Thursday, February 10, 2011

I’m Really Tired of Lindsay Lohan

I don’t know about you, but I’ve become sick of hearing about the disaster that is Lindsay Lohan, to a point where I feel like an hour of primal screaming would only partly assuage the frustration. Hers is often the lead story on national news programs—television and radio—and it always seems to fit into a pattern of ill-advised behavior ranging from drug/alcohol abuse, alleged theft of jewels or designer clothes, courtroom appearances, relentless partying, probation violations, ad infinitum, ad nauseam.

She commands more space on the national airwaves than an American hero recently awarded the Medal of Honor for an astonishing act of physical and moral bravery. We have U.S. medical researchers hot on the trail of a potentially dramatic vaccine that can fight against any flu virus—just one vaccine! Our country has a debt that is on schedule to make our nation a bankrupt, third-world debtor nation whose bonds and buildings and banks belong to the Chinese. We have Marines and soldiers in vicious combat in Afghanistan on a daily basis, some dying, many being wounded, in a fight against an enemy and an ideology that wants to destroy us, the Great Satan. We have individuals and groups in our midst who are feeding the hungry, clothing the poor, educating the unschooled, repairing the cleft lips and palates of children, and donating everything from time and treasure to life-saving organs and blood.

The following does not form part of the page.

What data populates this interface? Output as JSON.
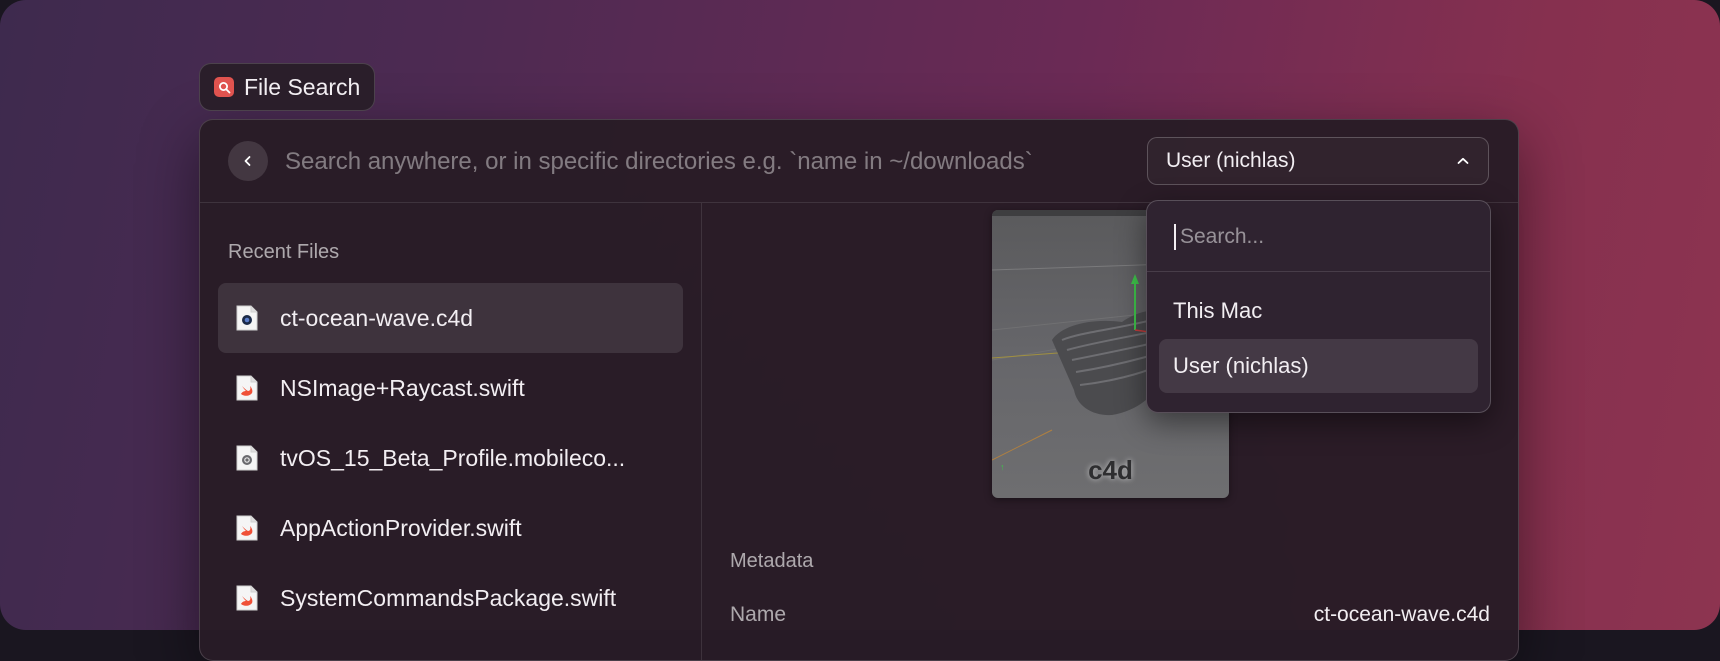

And the decision makers who run the news organizations decide we need to hear about Lindsay Lohan. In prime time. In real time. All the time.

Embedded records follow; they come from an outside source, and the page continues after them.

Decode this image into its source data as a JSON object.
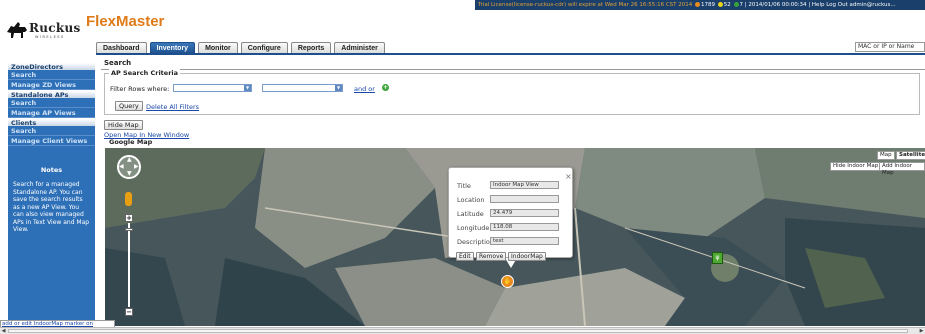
{
  "topbar": {
    "license": "Trial License(license-ruckus-cdr) will expire at Wed Mar 26 16:55:16 CST 2014",
    "count_orange": "1789",
    "count_yellow": "52",
    "count_green": "7",
    "datetime": "2014/01/06 00:00:34",
    "help": "Help",
    "logout": "Log Out",
    "user": "admin@ruckus...",
    "colors": {
      "bar": "#1a3f6b",
      "orange": "#e98a1c",
      "yellow": "#e8d21a",
      "green": "#3aa33a"
    }
  },
  "logo": {
    "text": "Ruckus",
    "sub": "WIRELESS"
  },
  "app_name": "FlexMaster",
  "nav": {
    "tabs": [
      "Dashboard",
      "Inventory",
      "Monitor",
      "Configure",
      "Reports",
      "Administer"
    ],
    "active": "Inventory"
  },
  "search": {
    "placeholder": "MAC or IP or Name"
  },
  "sidebar": {
    "sections": [
      {
        "title": "ZoneDirectors",
        "items": [
          "Search",
          "Manage ZD Views"
        ]
      },
      {
        "title": "Standalone APs",
        "items": [
          "Search",
          "Manage AP Views"
        ]
      },
      {
        "title": "Clients",
        "items": [
          "Search",
          "Manage Client Views"
        ]
      }
    ],
    "notes_title": "Notes",
    "notes": "Search for a managed Standalone AP. You can save the search results as a new AP View. You can also view managed APs in Text View and Map View."
  },
  "content": {
    "title": "Search",
    "criteria_legend": "AP Search Criteria",
    "filter_label": "Filter Rows where:",
    "and_or": "and  or",
    "query": "Query",
    "delete_filters": "Delete All Filters",
    "hide_map": "Hide Map",
    "open_new_window": "Open Map In New Window",
    "google_map": "Google Map"
  },
  "map": {
    "map_btn": "Map",
    "satellite_btn": "Satellite",
    "hide_indoor": "Hide Indoor Map",
    "add_indoor": "Add Indoor Map",
    "popup": {
      "title_label": "Title",
      "title_value": "Indoor Map View",
      "location_label": "Location",
      "location_value": "",
      "latitude_label": "Latitude",
      "latitude_value": "24.479",
      "longitude_label": "Longitude",
      "longitude_value": "118.08",
      "description_label": "Description",
      "description_value": "test",
      "edit": "Edit",
      "remove": "Remove",
      "indoormap": "IndoorMap",
      "close": "×"
    }
  },
  "status": "add or edit IndoorMap marker on"
}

I certainly don’t wish anything calamitous on young Ms. Lohan; I’m just tired of seeing her face and hearing the same old stories. Ditto with Charlie Sheen and the Kardashians and Paris and Spencer and the rest. It used to be that individuals in the news were actually people of accomplishment, whether famously or infamously. Now it’s people deemed newsworthy doing absolutely nothing of consequence. What’s so newsworthy about lewd or childish behavior?

Of course, Jane Fonda raves about the talent of Ms. Lohan the actress, about how she cares about her “craft.” Jane Fonda is certainly a credible source. Ask the Vietnam vets.

I know what you’re thinking: It’s all about ratings. And, sadly, you’re right.

But what about the messages that are sent? The examples being set? Shouldn’t that count?

I know what we’re all thinking: Nope, not anymore.